Ayrıca veriler, müşterilerin diğer platformlara kıyasla WhatsApp aracılığıyla içerikle etkileşim kurma olasılığının daha yüksek olduğunu gösteriyor:
- Mesajları görüntülemek için ortalama süre 15 dakikadır
- WhatsApp’taki mesajların %30’undan fazlası, alındıktan sonra 5 dakikadan kısa sürede açılıyor
- İçerik mesajlarının %85’inden fazlası ilk saatte görüntüleniyor/açılıyor
Bu rakamlar, bir çalışanın müşteri iletişimi için bulut tabanlı bir araç kullanma kararını doğruluyor, ancak çoğu kuruluş bu örnekleri izlemek için etkili güvenlik önlemlerine sahip değil.
Lehman sözlerine şöyle devam etti: “İşletmelerin, insan davranış kalıplarını tamamlayacak güvenlik stratejilerini ayarlamaları gerekiyor.

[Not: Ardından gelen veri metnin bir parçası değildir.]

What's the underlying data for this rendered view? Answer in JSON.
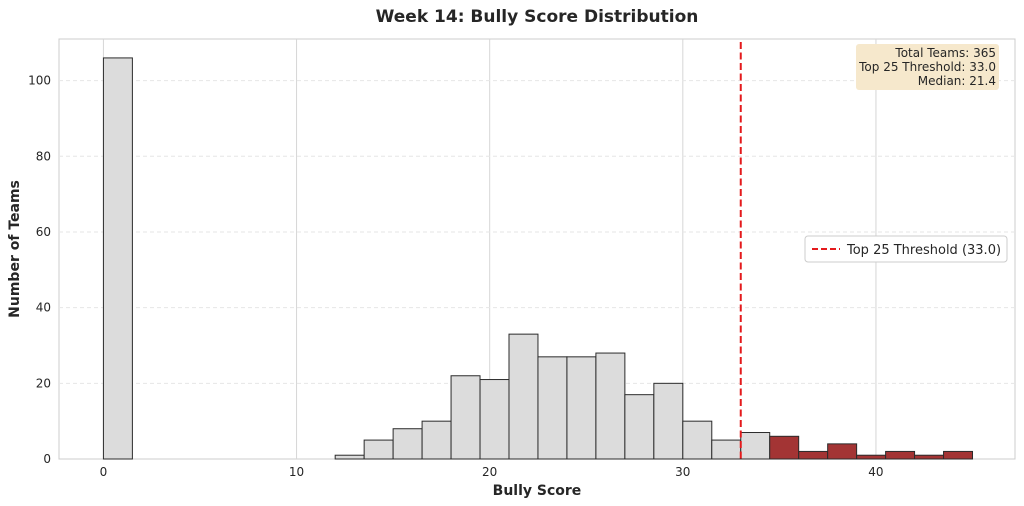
{
  "chart_data": {
    "type": "bar",
    "title": "Week 14: Bully Score Distribution",
    "xlabel": "Bully Score",
    "ylabel": "Number of Teams",
    "xlim": [
      -2.3,
      47.2
    ],
    "ylim": [
      0,
      111
    ],
    "x_ticks": [
      0,
      10,
      20,
      30,
      40
    ],
    "y_ticks": [
      0,
      20,
      40,
      60,
      80,
      100
    ],
    "grid": true,
    "bin_width": 1.5,
    "bins": [
      {
        "start": 0.0,
        "count": 106,
        "top25": false
      },
      {
        "start": 12.0,
        "count": 1,
        "top25": false
      },
      {
        "start": 13.5,
        "count": 5,
        "top25": false
      },
      {
        "start": 15.0,
        "count": 8,
        "top25": false
      },
      {
        "start": 16.5,
        "count": 10,
        "top25": false
      },
      {
        "start": 18.0,
        "count": 22,
        "top25": false
      },
      {
        "start": 19.5,
        "count": 21,
        "top25": false
      },
      {
        "start": 21.0,
        "count": 33,
        "top25": false
      },
      {
        "start": 22.5,
        "count": 27,
        "top25": false
      },
      {
        "start": 24.0,
        "count": 27,
        "top25": false
      },
      {
        "start": 25.5,
        "count": 28,
        "top25": false
      },
      {
        "start": 27.0,
        "count": 17,
        "top25": false
      },
      {
        "start": 28.5,
        "count": 20,
        "top25": false
      },
      {
        "start": 30.0,
        "count": 10,
        "top25": false
      },
      {
        "start": 31.5,
        "count": 5,
        "top25": false
      },
      {
        "start": 33.0,
        "count": 7,
        "top25": false
      },
      {
        "start": 34.5,
        "count": 6,
        "top25": true
      },
      {
        "start": 36.0,
        "count": 2,
        "top25": true
      },
      {
        "start": 37.5,
        "count": 4,
        "top25": true
      },
      {
        "start": 39.0,
        "count": 1,
        "top25": true
      },
      {
        "start": 40.5,
        "count": 2,
        "top25": true
      },
      {
        "start": 42.0,
        "count": 1,
        "top25": true
      },
      {
        "start": 43.5,
        "count": 2,
        "top25": true
      }
    ],
    "threshold": 33.0,
    "legend": {
      "placement": "center-right",
      "entries": [
        "Top 25 Threshold (33.0)"
      ]
    },
    "stats_box": {
      "placement": "top-right",
      "lines": [
        "Total Teams: 365",
        "Top 25 Threshold: 33.0",
        "Median: 21.4"
      ]
    },
    "colors": {
      "default_bar": "#dcdcdc",
      "top25_bar": "#a33434",
      "bar_edge": "#2b2b2b",
      "threshold_line": "#e41a1c",
      "stats_box_bg": "#f6e8cc",
      "grid": "#e6e6e6"
    }
  }
}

Bir çalışanın bir müşteriyle WhatsApp aracılığıyla iletişime geçmesi ne kadar kolay olsa da, bir bilgisayar korsanı, kullanıcıyı hassas bilgileri ifşa etmesi için kandırma umuduyla basit bir kimlik avı saldırısı gerçekleştirebilir. Buradaki cevap, birleşik görünürlük ve bağlamsal analizden geçiyor.”
Bulut tabanlı işbirliği araçlarının yaygınlaşması ve yeni kişisel/işletme geçişi, en yeni saldırı kategorisi olan İş İletişimi Uzlaşması’nı yarattı. Bulut tabanlı uygulamalar ve araçlar iş dünyasının vazgeçilmezi haline geldi, ancak yine de insanlar, ister kasıtlı ister kazara olsun, kuruluş için en büyük tehdit olmaya devam ediyor.
Kötü tehdit aktörleri, oturum açma kimlik bilgilerini, mali raporları ve diğer özel verileri istismar etmek için tüm işbirliği araçlarını hedef alıyor.
Kuruluşlar, kritik verileri ve operasyonları korumak için savunmalarını güçlendirmeli; bunların çoğu iş iletişim kanalları üzerinde daha fazla görünürlük elde etmeye bağlıdır. Makine öğrenimi (ML) ve yapay zekanın (AI) yardımıyla işletmeler biz iletişimin tüm kapsamını anlayabilir.
ML ve AI araçları, işbirliği kanalları genelinde dil tabanlı saldırıların bağlamını ve amacını ortaya çıkarabilir.